To complement our survey of finance executives, CFO Europe polled some 170 Big Four auditors in Europe, asking them about what could negatively impact CFO-auditor relationships in the months ahead. Far more than regulations or disputes over fee levels, the auditors voiced concern about the knock-on effects of the credit crunch and economic slowdown.
Bennison expects “some quite fraught discussions” as clients assess the damage of the current economic downturn on their businesses. “Our job is to ensure that the board and the CFO understand why we are asking the questions that we are, why we want to see the bank facilities, why in some cases why we want to talk to the bank director,” he says.
Jock Lennox, a senior partner at Ernst & Young and head of its CFO programme, agrees that some relationships will feel the strain, requiring more care and attention than during more buoyant economic times. “If you just rely on the formal process when times are tough, you won’t have a good outcome… Sometimes it’s just a five-minute phone call that does it.”

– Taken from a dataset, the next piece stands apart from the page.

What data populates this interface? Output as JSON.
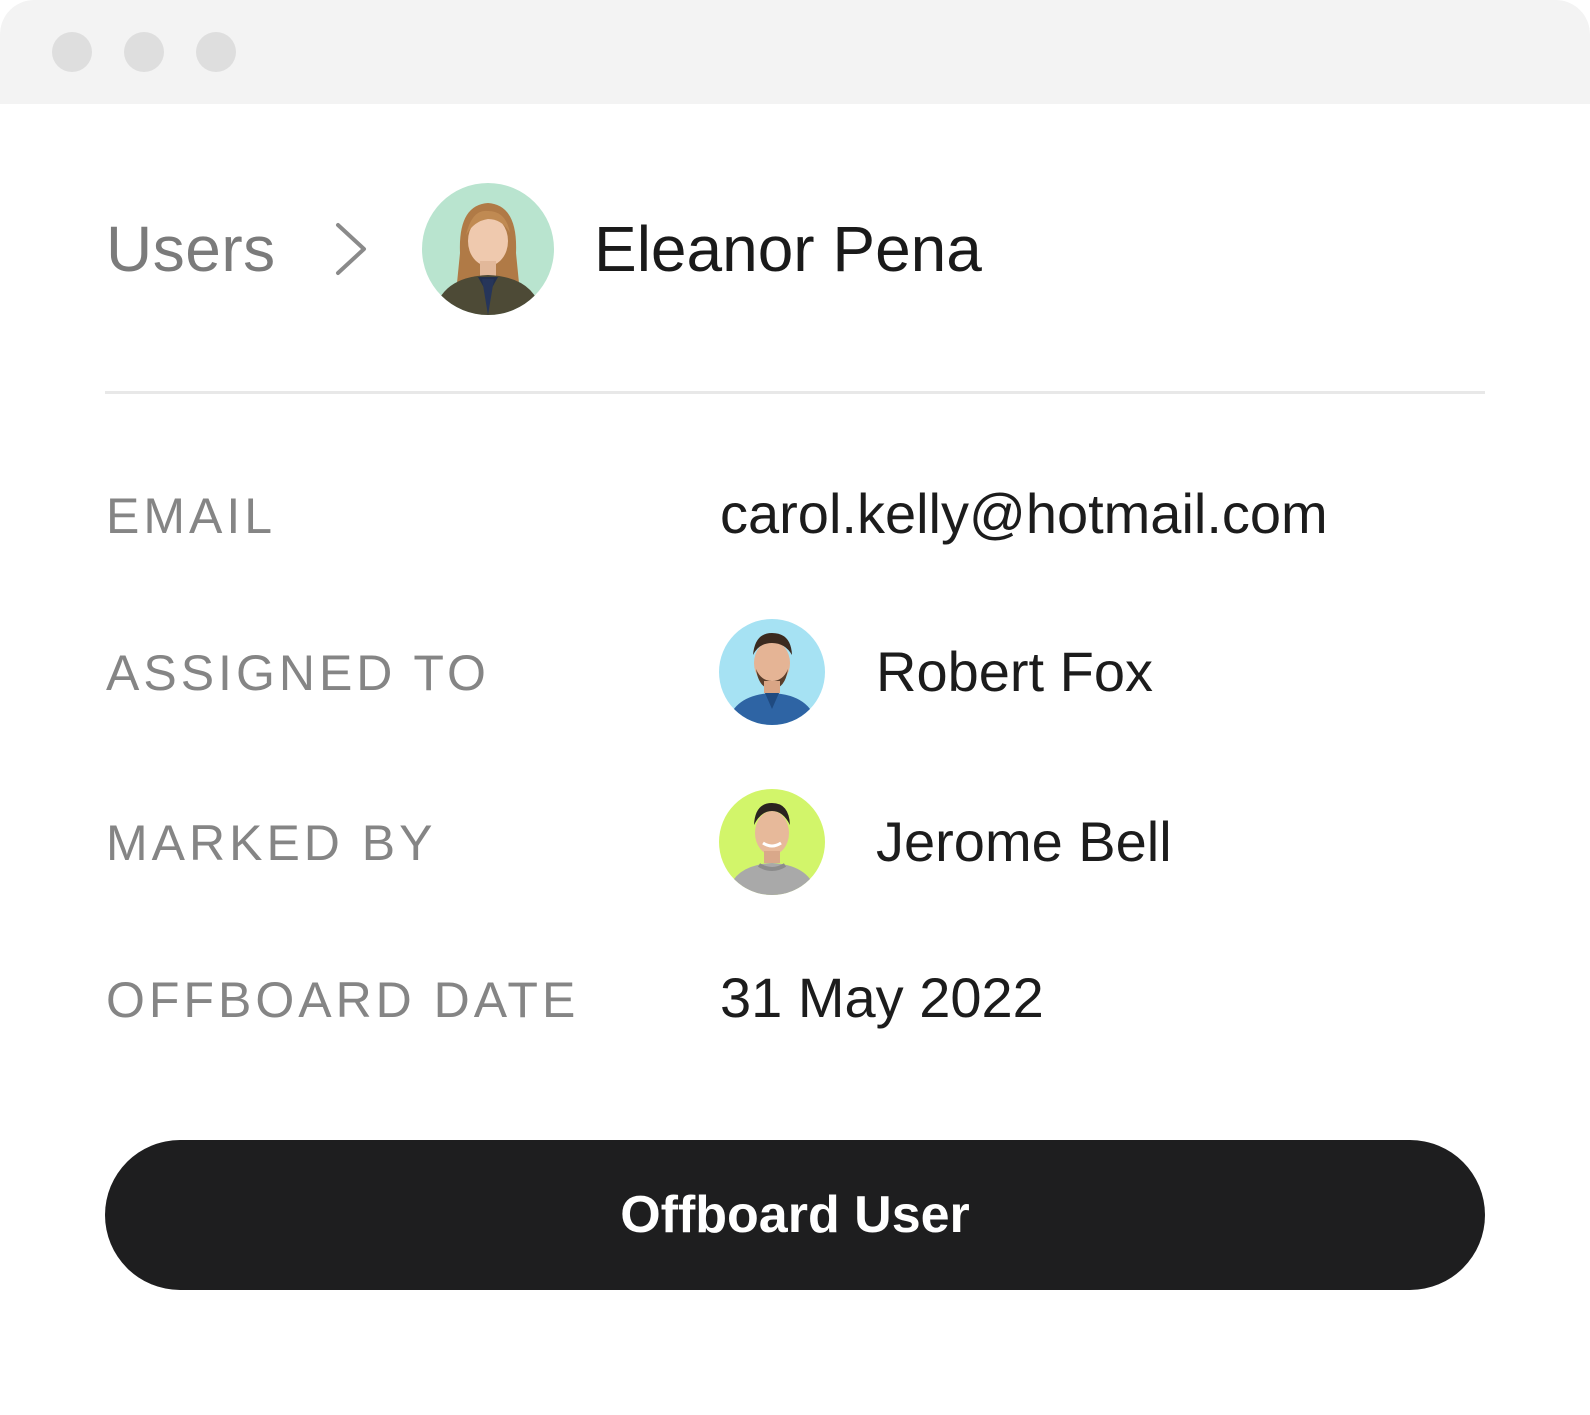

But Lennox adds that lurking in the shadows during all this is the biggest unanswered question that has simmered under the surface of every CFO-auditor relationship over the past years: “What characterises a successful CFO-auditor relationship and how do you balance that with independence? You can be independent and have no relationship but if that were the outcome, we would never be able to do our job.”
There’s no easy answer, agrees Bednar of Bureau Veritas, but he reckons that’s not a problem. After all, he explains, any healthy relationship needs some conflict and “I always say, Keep things under tension and you’ll continue to drive improvement.”
Janet Kersnar is editor-in-chief of CFO Europe.
Keep a Lid on It
Unlike most other CFOs, Sven Erik Nielsen keeps his cool when the subject of auditors’ fees comes up. In fact, he’s downright laid back about the fees that other CFOs protest are spiralling out of control. The reason, says the CFO for northern Europe at UK tour operator Thomas Cook, is his company’s strong internal audit team. “We have a very comprehensive risk management programme and the auditors are happy with that. If we didn’t, they would have asked a lot more questions about the future and the risks we’re facing,” says the Stockholm-based finance chief. “As long as we have the compliance in-house, we don’t need that help from auditors.” Indeed, beefing up internal audit staff is just one way that experts say CFOs can keep control of auditor fees.
Recent research of 1,000 companies by The Hackett Group found that the average company spends $584,000 per $1 billion of revenue on audit fees. But companies that the researchers identified as “world class” — that is, companies in the top-quartile of a ranking based on a number of factors — are paying nearly 50% less than the average firm.
As part of CFO Europe’s latest auditing analysis, we polled 172 European partners at the Big Four to find out how they think clients can make the auditing process more efficient, and possibly cheaper. Many respondents cited basic project management skills — setting realistic deadlines, preparing documentation around major accounting decisions so that they are “auditable,” and running detailed planning sessions that involve both internal audit and external auditors. Another frequently cited area of focus was communication — many auditors said that clients waited too long before getting in touch about a problem or held back important information. (See “Tell It Like It Is” at the end of this article.)
Nielsen agrees that both good communication and project management are key to building a good relationship. As he puts it, that way “we understand their tasks and responsibilities, and they also fully understand ours.”